信子從這以後,對於丈夫更加溫柔。丈夫在夜寒中隔了長火缽,常可見到她的快活微笑的面龐。臉上也比以前化妝得後生。她一壁做著針線,一壁談到她們在東京結婚當時的記憶。丈夫對於她記憶的細密,既覺得意外,又覺得歡喜。「你竟連這種事都還記得。」——丈夫這樣嘲戲她時,她只默然地用眼送過帶媚的回答去。至於為什麼如此不忘,她自己內心也常覺得奇怪。
不久,母親信來,報告信子以妹子已訂婚的事。信中並附說,俊吉為娶照子,已在山手的某郊外裝置新屋了。她即對母親和妹子寫長長的賀信。「此間無人照料,吉期恨不能親到……」——在寫這種文句時,她自己也不知是何緣故,屢次筆滯寫不下去。在那時候,她必舉眼去凝望屋外的松林,松在初冬的天空下,簇簇地作了蒼黑色繁茂著。
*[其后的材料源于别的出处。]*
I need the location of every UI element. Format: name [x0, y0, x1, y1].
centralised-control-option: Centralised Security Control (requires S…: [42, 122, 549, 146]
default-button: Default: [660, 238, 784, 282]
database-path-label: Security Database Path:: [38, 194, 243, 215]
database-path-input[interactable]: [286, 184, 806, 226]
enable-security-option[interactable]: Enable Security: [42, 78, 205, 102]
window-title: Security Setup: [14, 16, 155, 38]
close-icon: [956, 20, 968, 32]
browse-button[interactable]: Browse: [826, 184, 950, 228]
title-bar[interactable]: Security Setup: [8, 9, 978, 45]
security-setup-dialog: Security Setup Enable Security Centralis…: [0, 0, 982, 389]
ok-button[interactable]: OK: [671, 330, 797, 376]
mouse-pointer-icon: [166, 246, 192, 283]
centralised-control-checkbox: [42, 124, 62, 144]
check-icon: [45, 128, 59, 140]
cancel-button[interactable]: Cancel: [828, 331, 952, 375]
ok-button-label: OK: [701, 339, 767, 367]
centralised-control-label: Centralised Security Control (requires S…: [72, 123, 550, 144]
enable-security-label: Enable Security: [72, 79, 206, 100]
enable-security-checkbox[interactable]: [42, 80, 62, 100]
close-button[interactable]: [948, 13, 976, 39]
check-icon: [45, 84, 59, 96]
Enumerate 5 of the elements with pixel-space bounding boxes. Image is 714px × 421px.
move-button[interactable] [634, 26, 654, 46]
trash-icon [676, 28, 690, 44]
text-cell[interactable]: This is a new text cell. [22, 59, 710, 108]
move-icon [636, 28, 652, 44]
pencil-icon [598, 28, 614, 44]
當夜,信子夫婦就以照子的結婚作了話題。丈夫露了照例的微笑,把她所學的妹子的口調,有趣地聽著。可是在她,覺得竟像自己在和自己說著關於照子的事。「哦,睡罷。」——二三小時以後,丈夫擦著柔弱的鬍鬚,倦怠似的從長火缽前離開了。信子還未曾把送妹子的禮物決定,用了火箸只管在爐灰上划著文字。這時,急抬起頭來,說,「但是,奇怪呢,一想到我也竟會有一個弟弟——」「這不是當然的嗎?因為你有妹子。」——她被丈夫這樣說了,仍作著沉思的眼光,一語也不回答。
照子與俊吉,在十二月中旬行結婚式。那日將要到午,紛紛地下起雪來。信子獨自吃了午餐以後,食時的魚腥粘在口裡只管不去。「東京不知也下雪不下?」——信子一壁這樣想,緊緊地靠下那薄暗的吃飯間裡的長火缽邊去。雪愈下得厲害了,可是,口中的魚腥,還是執拗地不消退。
三
信子於第二年的秋裡,和帶了社務的丈夫,同到了久別的東京。丈夫是要於短日期內幹好許多事的,除了才到時和她同往她母親那裡作過一次形式的探望以外,差不多一日都沒有領了她同伴外出的機會。所以她於訪她妹子夫婦郊外的新居時,也只好從新闢地冷落的電車終站,獨自在人力車上顛搖著去。
他們的家,在街屋盡頭快要到蔥田的地方。鄰近都是放租的新造房子,窄狹地並了建著。有叩環的門,樫樹的籬笆,以及曬衣竿上的洗濯物——無論什麼,家家都是劃板一樣。這平凡的住屋,頗使信子失望。